Cristiani insopportabili, talvolta, per motivi diversi: alcuni, perché «prepotenti, perché approfittano della loro posizione per interesse personale o di parte, perché commettono abusi. Non li chiameremo martiri. Sono insopportabili per comportamenti che non sono cristiani, sarebbero insopportabili anche per i cristiani. Ma ci sono cristiani che risultano antipatici fino a essere insopportabili, proprio perché sono cristiani». Sono i miti, «quelli che non vorrebbero far del male a nessuno, disturbare, che sarebbero contenti di essere amici di tutti. Se ne stanno tranquilli, ma viene il giorno in cui – mentre tutta la piazza è presa da una passione violenta e applaude a un capo che promette gloria e ricchezza a prezzo della libertà e della vita di altri, popoli o persone -, alzano la mano, chiedono la parola e, per quanto siano spaventati, dicono: “Io però non sono d’accordo”. Ricevono fischi e insulti, ma non possono tacere».
Sono gli operatori di pace «che amano la vita tranquilla, non sono litigiosi di natura, anzi non riescono a capire come si possa litigare.

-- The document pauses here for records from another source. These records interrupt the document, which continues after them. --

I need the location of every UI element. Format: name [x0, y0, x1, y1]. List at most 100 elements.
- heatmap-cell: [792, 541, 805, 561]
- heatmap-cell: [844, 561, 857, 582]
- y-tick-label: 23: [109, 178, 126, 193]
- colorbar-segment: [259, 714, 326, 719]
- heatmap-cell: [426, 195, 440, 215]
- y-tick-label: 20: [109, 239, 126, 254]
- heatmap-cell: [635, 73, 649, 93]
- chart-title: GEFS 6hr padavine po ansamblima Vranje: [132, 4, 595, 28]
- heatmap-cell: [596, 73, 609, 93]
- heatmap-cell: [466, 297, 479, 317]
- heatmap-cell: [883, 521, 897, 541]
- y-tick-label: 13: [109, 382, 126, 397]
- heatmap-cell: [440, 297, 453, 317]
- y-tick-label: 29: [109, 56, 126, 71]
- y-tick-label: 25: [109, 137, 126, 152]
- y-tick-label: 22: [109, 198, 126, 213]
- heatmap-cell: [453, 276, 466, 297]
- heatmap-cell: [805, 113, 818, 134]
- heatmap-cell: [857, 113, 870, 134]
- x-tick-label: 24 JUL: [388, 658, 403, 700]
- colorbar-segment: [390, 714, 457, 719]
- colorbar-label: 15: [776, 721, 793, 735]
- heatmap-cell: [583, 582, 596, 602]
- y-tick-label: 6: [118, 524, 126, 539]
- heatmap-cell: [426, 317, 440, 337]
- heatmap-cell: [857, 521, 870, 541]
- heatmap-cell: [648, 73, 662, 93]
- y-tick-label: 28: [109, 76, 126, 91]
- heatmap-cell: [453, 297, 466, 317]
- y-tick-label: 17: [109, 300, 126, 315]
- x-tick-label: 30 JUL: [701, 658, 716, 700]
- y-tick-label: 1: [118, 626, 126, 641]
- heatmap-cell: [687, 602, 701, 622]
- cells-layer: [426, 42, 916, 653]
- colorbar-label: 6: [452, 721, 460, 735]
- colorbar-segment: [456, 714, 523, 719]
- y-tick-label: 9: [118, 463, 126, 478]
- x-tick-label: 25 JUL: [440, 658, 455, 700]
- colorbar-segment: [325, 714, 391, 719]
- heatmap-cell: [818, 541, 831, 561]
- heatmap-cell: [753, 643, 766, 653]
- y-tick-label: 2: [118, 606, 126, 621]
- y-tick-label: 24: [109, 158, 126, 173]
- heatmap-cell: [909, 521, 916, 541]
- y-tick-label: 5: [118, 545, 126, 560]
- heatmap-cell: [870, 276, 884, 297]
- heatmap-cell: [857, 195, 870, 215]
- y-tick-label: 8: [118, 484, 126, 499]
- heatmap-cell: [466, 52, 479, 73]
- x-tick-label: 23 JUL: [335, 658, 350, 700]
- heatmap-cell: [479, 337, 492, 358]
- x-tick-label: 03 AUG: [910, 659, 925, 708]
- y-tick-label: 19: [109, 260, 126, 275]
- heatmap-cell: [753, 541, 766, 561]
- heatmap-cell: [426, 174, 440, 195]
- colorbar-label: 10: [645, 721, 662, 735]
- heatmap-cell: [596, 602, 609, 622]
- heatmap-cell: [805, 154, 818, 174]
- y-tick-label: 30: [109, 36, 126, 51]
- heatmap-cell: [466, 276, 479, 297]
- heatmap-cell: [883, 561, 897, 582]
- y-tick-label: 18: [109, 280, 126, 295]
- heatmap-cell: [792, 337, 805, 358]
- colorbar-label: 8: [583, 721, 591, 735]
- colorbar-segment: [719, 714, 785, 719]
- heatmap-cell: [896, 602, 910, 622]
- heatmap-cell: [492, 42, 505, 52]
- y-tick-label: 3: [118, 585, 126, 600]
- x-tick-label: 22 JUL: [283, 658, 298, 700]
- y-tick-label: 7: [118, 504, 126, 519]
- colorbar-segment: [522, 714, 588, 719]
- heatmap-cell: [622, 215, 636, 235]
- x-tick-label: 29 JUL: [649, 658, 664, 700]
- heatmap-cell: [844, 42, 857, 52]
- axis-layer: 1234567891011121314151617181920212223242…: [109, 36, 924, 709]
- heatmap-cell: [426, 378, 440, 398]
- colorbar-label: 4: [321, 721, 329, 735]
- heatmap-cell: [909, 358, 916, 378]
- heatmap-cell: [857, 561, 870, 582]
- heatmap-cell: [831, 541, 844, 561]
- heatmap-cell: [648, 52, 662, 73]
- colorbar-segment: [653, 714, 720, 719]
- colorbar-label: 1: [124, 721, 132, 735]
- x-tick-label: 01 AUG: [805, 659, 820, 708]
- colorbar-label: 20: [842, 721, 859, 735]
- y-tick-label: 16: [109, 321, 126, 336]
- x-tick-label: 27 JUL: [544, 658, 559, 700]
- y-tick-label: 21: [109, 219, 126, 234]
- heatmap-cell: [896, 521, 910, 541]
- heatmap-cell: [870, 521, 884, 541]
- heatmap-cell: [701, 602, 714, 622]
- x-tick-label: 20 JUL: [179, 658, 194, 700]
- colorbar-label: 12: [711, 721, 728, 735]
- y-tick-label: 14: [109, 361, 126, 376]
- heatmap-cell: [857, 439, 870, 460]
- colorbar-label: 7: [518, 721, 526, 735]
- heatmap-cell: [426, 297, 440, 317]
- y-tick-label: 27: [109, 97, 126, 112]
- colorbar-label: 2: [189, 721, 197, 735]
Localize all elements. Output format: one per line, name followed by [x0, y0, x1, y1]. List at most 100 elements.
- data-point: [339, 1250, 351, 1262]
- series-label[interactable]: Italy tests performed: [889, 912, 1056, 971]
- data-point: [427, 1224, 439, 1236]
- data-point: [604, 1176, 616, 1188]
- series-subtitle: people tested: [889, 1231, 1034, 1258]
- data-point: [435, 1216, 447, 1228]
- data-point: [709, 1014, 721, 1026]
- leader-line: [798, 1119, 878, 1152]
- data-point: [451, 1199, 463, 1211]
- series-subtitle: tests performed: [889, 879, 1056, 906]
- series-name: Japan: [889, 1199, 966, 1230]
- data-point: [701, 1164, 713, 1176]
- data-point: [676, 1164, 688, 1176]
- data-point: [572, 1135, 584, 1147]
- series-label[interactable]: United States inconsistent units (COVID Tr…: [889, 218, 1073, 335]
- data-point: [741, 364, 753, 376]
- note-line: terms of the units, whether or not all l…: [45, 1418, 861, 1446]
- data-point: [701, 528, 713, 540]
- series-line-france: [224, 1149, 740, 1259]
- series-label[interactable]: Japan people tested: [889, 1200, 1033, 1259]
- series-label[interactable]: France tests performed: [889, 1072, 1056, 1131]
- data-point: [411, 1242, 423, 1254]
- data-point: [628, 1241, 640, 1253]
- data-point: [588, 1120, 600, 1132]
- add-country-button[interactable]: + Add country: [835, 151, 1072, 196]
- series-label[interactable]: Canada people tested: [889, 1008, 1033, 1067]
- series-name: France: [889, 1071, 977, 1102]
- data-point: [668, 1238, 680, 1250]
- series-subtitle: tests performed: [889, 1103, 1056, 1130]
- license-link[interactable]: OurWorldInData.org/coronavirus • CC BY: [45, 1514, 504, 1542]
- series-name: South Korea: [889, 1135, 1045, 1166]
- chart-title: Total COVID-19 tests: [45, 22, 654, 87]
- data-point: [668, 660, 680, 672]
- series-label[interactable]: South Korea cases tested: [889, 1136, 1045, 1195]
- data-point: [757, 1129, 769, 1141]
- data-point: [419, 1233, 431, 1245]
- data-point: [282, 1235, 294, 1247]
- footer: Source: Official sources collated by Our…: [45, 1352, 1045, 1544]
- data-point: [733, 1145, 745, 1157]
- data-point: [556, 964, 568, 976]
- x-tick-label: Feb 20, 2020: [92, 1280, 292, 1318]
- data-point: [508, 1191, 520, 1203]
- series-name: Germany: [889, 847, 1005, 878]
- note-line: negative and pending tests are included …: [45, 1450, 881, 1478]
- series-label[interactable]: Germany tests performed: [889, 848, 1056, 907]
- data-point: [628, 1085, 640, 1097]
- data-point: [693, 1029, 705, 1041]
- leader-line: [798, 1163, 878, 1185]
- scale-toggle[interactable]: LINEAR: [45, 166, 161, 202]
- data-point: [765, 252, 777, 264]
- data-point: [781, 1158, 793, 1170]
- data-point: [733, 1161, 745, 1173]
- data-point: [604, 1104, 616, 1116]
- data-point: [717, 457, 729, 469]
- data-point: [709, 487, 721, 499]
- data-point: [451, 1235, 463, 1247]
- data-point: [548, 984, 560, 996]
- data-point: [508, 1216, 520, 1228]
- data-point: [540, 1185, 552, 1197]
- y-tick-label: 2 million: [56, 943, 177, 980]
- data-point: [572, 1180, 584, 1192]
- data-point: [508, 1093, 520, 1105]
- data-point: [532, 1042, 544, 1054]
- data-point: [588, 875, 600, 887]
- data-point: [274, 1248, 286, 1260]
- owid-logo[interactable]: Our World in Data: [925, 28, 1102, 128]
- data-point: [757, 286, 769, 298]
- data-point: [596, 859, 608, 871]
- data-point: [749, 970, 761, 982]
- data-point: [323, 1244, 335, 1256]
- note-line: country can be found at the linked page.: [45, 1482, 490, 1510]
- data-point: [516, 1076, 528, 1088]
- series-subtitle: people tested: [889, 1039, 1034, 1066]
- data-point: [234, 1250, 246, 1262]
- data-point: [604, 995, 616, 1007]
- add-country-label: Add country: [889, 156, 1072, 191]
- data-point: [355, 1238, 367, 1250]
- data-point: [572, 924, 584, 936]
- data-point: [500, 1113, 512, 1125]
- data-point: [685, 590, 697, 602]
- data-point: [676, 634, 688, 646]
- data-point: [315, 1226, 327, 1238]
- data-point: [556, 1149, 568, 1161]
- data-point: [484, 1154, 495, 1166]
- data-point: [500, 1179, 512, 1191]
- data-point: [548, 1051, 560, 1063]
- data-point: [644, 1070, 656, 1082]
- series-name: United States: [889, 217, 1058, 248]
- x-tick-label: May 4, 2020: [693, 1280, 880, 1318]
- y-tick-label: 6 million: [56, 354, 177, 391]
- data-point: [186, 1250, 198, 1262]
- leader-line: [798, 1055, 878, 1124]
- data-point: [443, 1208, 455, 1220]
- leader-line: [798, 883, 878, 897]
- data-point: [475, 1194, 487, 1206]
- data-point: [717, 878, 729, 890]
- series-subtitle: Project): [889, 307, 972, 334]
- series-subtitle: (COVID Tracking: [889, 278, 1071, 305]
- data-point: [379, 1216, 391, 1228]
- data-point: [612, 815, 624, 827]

Ma viene il giorno in cui vedono il prepotente percuotere l’inerme: si fanno avanti e, anche se sentono una gran paura, si mettono di mezzo e dicono: “Non devi percuotere tuo fratello” e “La guerra è una inutile strage: facciamo la pace”. Diventano antipatici, sono accusati di viltà e di scarso amore per la patria. Non di rado pagano caro il loro mettersi di mezzo».
Sono gli assetati e affamati di giustizia «che si interessano di politica, non perché hanno ambizioni di potere, ma perché hanno a cuore il bene comune, sentono il dovere di costruire un convivere fraterno; si interessano di economia, non perché amano gestire gli affari e far rendere i loro capitali, ma perché sentono dentro una ferita ogni volta che si accorgono che i ricchi sono abili nel diventare più ricchi e i poveri sono rassegnati a diventare più poveri; si interessano di educazione, non perché sono intellettuali che vogliono farla da maestri, ma perché hanno a cuore che ciascuno realizzi la sua vocazione e metta a servizio di tutti i suoi talenti. Sono affamati, sono assetati, perciò non risparmiano critiche ai politici, agli economisti, ai sistemi scolastici».
Sono, in una parola, i martiri del e per il Vangelo: “Beati voi, quando vi insulteranno, vi perseguiteranno”. «Veneriamo i martiri e ci mettiamo incammino. Forse sarà dato anche a noi di sperimentare come sia quella gioia dell’ultima beatitudine», conclude l’Arcivescovo, prima della benedizione e del Canto dell’Ave Maria intonato davanti a una piccola statua della Madonna.